O julgamento está marcado para segunda-feira (21), às 13h30 no horário de Brasília, o que corresponde a 12h30 em Mato Grosso do Sul.

Empresa e trabalhadores ainda podem chegar a um acordo antes da sessão. Caso isso ocorra, a greve poderá ser encerrada sem a necessidade de uma decisão judicial sobre o conflito.

Plano de saúde é principal ponto de divergência

O principal ponto de divergência nas negociações envolve o plano de saúde de funcionários, aposentados e dependentes.

Os Correios afirmam que a proposta apresentada preservava 78 das 80 cláusulas do acordo coletivo anterior, o equivalente a 97,5% do texto, além de prever reajuste de salários e benefícios pelo INPC.

As duas cláusulas restantes estão relacionadas ao plano de saúde e se tornaram o principal obstáculo para um acordo entre a empresa e os trabalhadores.

Enquanto o impasse permanece, os Correios mantêm um plano de contingência. Funcionários administrativos estão sendo deslocados para funções operacionais, veículos são remanejados e mutirões estão sendo realizados.

Segundo a empresa, as agências continuam funcionando durante a paralisação.

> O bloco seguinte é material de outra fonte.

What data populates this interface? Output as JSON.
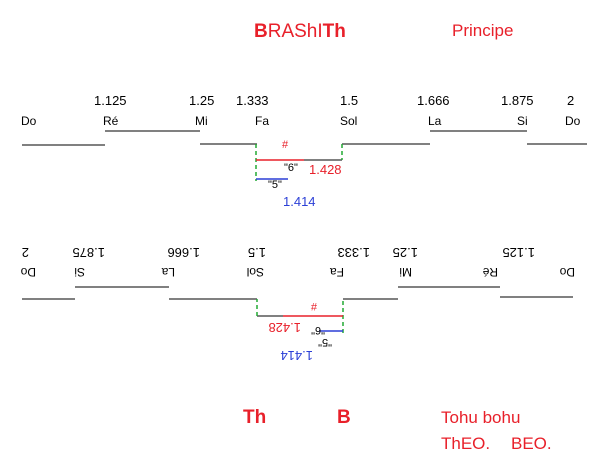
{
  "header": {
    "brashith_parts": [
      "B",
      "RAShI",
      "Th"
    ],
    "principe": "Principe"
  },
  "upper_scale": {
    "notes": [
      "Do",
      "Ré",
      "Mi",
      "Fa",
      "Sol",
      "La",
      "Si",
      "Do"
    ],
    "ratios": [
      "1.125",
      "1.25",
      "1.333",
      "1.5",
      "1.666",
      "1.875",
      "2"
    ],
    "sharp": "#",
    "sixth_label": "\"6\"",
    "sixth_value": "1.428",
    "fifth_label": "\"5\"",
    "fifth_value": "1.414"
  },
  "lower_scale": {
    "notes": [
      "Do",
      "Si",
      "La",
      "Sol",
      "Fa",
      "Mi",
      "Ré",
      "Do"
    ],
    "ratios": [
      "2",
      "1.875",
      "1.666",
      "1.5",
      "1.333",
      "1.25",
      "1.125"
    ],
    "sharp": "#",
    "sixth_label": "\"6\"",
    "sixth_value": "1.428",
    "fifth_label": "\"5\"",
    "fifth_value": "1.414"
  },
  "footer": {
    "th": "Th",
    "b": "B",
    "tohu_bohu": "Tohu bohu",
    "theo": "ThEO.",
    "beo": "BEO."
  },
  "colors": {
    "accent_red": "#e8202a",
    "accent_blue": "#2b3fd6",
    "accent_green": "#22aa33",
    "line": "#000000"
  }
}
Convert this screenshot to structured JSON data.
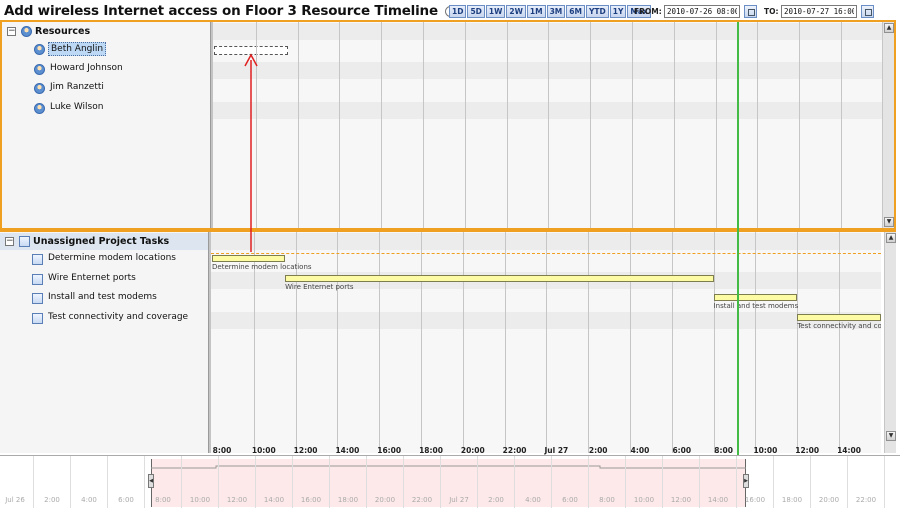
{
  "header": {
    "title": "Add wireless Internet access on Floor 3 Resource Timeline",
    "info_icon": "i",
    "zoom_buttons": [
      "1D",
      "5D",
      "1W",
      "2W",
      "1M",
      "3M",
      "6M",
      "YTD",
      "1Y",
      "Max"
    ],
    "from_label": "FROM:",
    "from_value": "2010-07-26 08:00:00",
    "to_label": "TO:",
    "to_value": "2010-07-27 16:00:00"
  },
  "resources": {
    "label": "Resources",
    "items": [
      {
        "label": "Beth Anglin",
        "selected": true
      },
      {
        "label": "Howard Johnson",
        "selected": false
      },
      {
        "label": "Jim Ranzetti",
        "selected": false
      },
      {
        "label": "Luke Wilson",
        "selected": false
      }
    ]
  },
  "tasks": {
    "label": "Unassigned Project Tasks",
    "items": [
      {
        "label": "Determine modem locations",
        "bar_label": "Determine modem locations",
        "start_hour": 0,
        "end_hour": 3.5
      },
      {
        "label": "Wire Enternet ports",
        "bar_label": "Wire Enternet ports",
        "start_hour": 3.5,
        "end_hour": 24
      },
      {
        "label": "Install and test modems",
        "bar_label": "Install and test modems",
        "start_hour": 24,
        "end_hour": 28
      },
      {
        "label": "Test connectivity and coverage",
        "bar_label": "Test connectivity and coverage",
        "start_hour": 28,
        "end_hour": 32
      }
    ]
  },
  "timeline": {
    "start_hour": 0,
    "end_hour": 32,
    "now_hour": 25.1,
    "ticks": [
      "8:00",
      "10:00",
      "12:00",
      "14:00",
      "16:00",
      "18:00",
      "20:00",
      "22:00",
      "Jul 27",
      "2:00",
      "4:00",
      "6:00",
      "8:00",
      "10:00",
      "12:00",
      "14:00"
    ]
  },
  "overview": {
    "ticks": [
      "Jul 26",
      "2:00",
      "4:00",
      "6:00",
      "8:00",
      "10:00",
      "12:00",
      "14:00",
      "16:00",
      "18:00",
      "20:00",
      "22:00",
      "Jul 27",
      "2:00",
      "4:00",
      "6:00",
      "8:00",
      "10:00",
      "12:00",
      "14:00",
      "16:00",
      "18:00",
      "20:00",
      "22:00"
    ]
  },
  "colors": {
    "panel_border": "#f0a020",
    "now_line": "#44bb44",
    "task_bar": "#fdfca4",
    "drag_arrow": "#e02020"
  }
}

Prejuízo da estatal chega a R$ 5,55 bilhões no semestre

A greve ocorre em meio a uma deterioração das contas dos Correios. A estatal encerrou o primeiro semestre de 2026 com prejuízo líquido de R$ 5,55 bilhões, resultado 30,36% pior que o registrado no mesmo período de 2025.

Somente no segundo trimestre, o prejuízo foi de R$ 2,39 bilhões. Com isso, aproximadamente R$ 3,16 bilhões foram registrados nos três primeiros meses do ano.

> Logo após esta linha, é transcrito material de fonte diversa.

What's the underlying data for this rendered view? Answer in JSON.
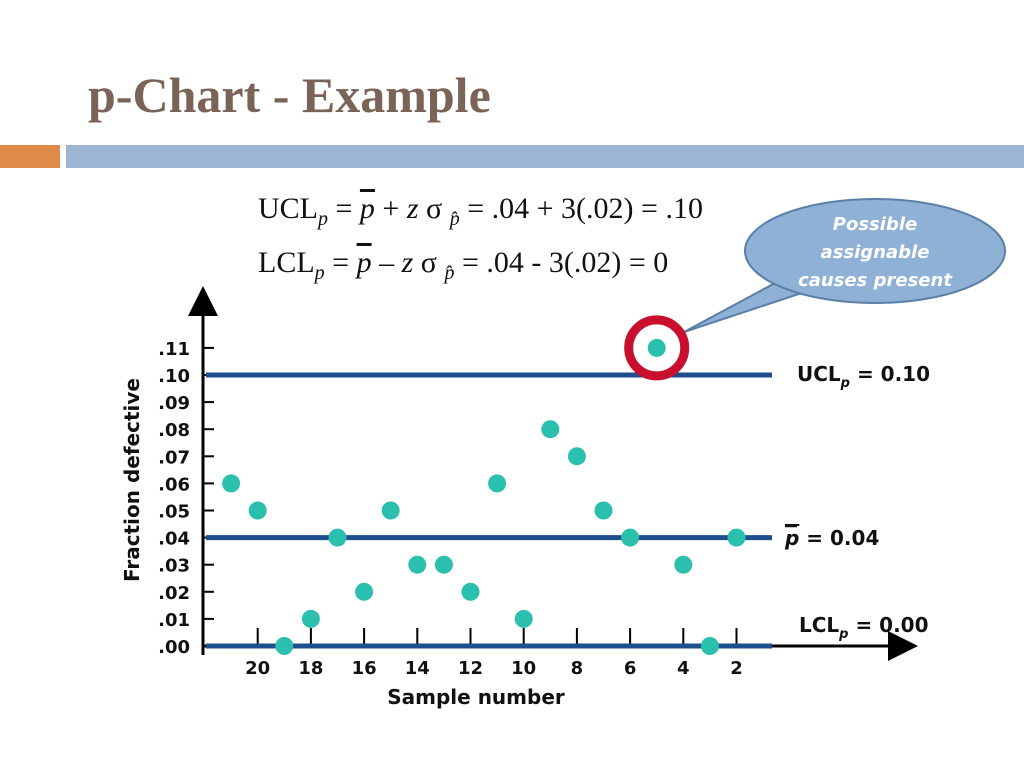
{
  "slide": {
    "title": "p-Chart - Example",
    "formula_ucl": "UCLp = p + z σ p = .04 + 3(.02) = .10",
    "formula_lcl": "LCLp = p − z σ p = .04 - 3(.02) = 0",
    "callout": [
      "Possible",
      "assignable",
      "causes present"
    ]
  },
  "colors": {
    "title": "#7a6357",
    "limit_line": "#1f4e8c",
    "point": "#2bbfae",
    "target_ring": "#c8102e",
    "callout_fill": "#8fb1d6"
  },
  "chart_data": {
    "type": "scatter",
    "title": "",
    "xlabel": "Sample number",
    "ylabel": "Fraction defective",
    "x_tick_labels": [
      "20",
      "18",
      "16",
      "14",
      "12",
      "10",
      "8",
      "6",
      "4",
      "2"
    ],
    "y_tick_labels": [
      ".00",
      ".01",
      ".02",
      ".03",
      ".04",
      ".05",
      ".06",
      ".07",
      ".08",
      ".09",
      ".10",
      ".11"
    ],
    "xlim": [
      1,
      21.5
    ],
    "x_reversed": true,
    "ylim": [
      0,
      0.11
    ],
    "series": [
      {
        "x": [
          21,
          20,
          19,
          18,
          17,
          16,
          15,
          14,
          13,
          12,
          11,
          10,
          9,
          8,
          7,
          6,
          5,
          4,
          3,
          2
        ],
        "y": [
          0.06,
          0.05,
          0.0,
          0.01,
          0.04,
          0.02,
          0.05,
          0.03,
          0.03,
          0.02,
          0.06,
          0.01,
          0.08,
          0.07,
          0.05,
          0.04,
          0.11,
          0.03,
          0.0,
          0.04
        ]
      }
    ],
    "reference_lines": [
      {
        "label": "UCLp = 0.10",
        "y": 0.1
      },
      {
        "label": "p = 0.04",
        "y": 0.04
      },
      {
        "label": "LCLp = 0.00",
        "y": 0.0
      }
    ],
    "highlight": {
      "x": 5,
      "y": 0.11
    }
  }
}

Em 2025, os Correios tiveram prejuízo anual de R$ 8,5 bilhões, mais de três vezes o resultado negativo de R$ 2,6 bilhões registrado em 2024.

Na semana passada, a empresa também formalizou um pedido de empréstimo de R$ 7 bilhões a bancos privados. A operação depende do aval do Tesouro Nacional como garantidor e ocorre menos de um ano após a contratação de outros R$ 12 bilhões, em dezembro de 2025.

O que muda para quem aguarda encomendas

A decisão do TST estabelece que pelo menos 80% dos funcionários permaneçam trabalhando em cada unidade durante a greve.

A medida vale para setores de atendimento, tratamento, transporte e distribuição de encomendas, além das áreas administrativas e de suporte.

Em Mato Grosso do Sul, a greve continua, segundo o Sintect/MS, mas não há balanço divulgado sobre a adesão dos trabalhadores por unidade.

A decisão judicial não encerra a greve, não define se a paralisação é legal e também não garante que os prazos normais de entrega sejam mantidos.

O julgamento do dissídio coletivo está previsto para segunda-feira (21), às 12h30 no horário de Mato Grosso do Sul.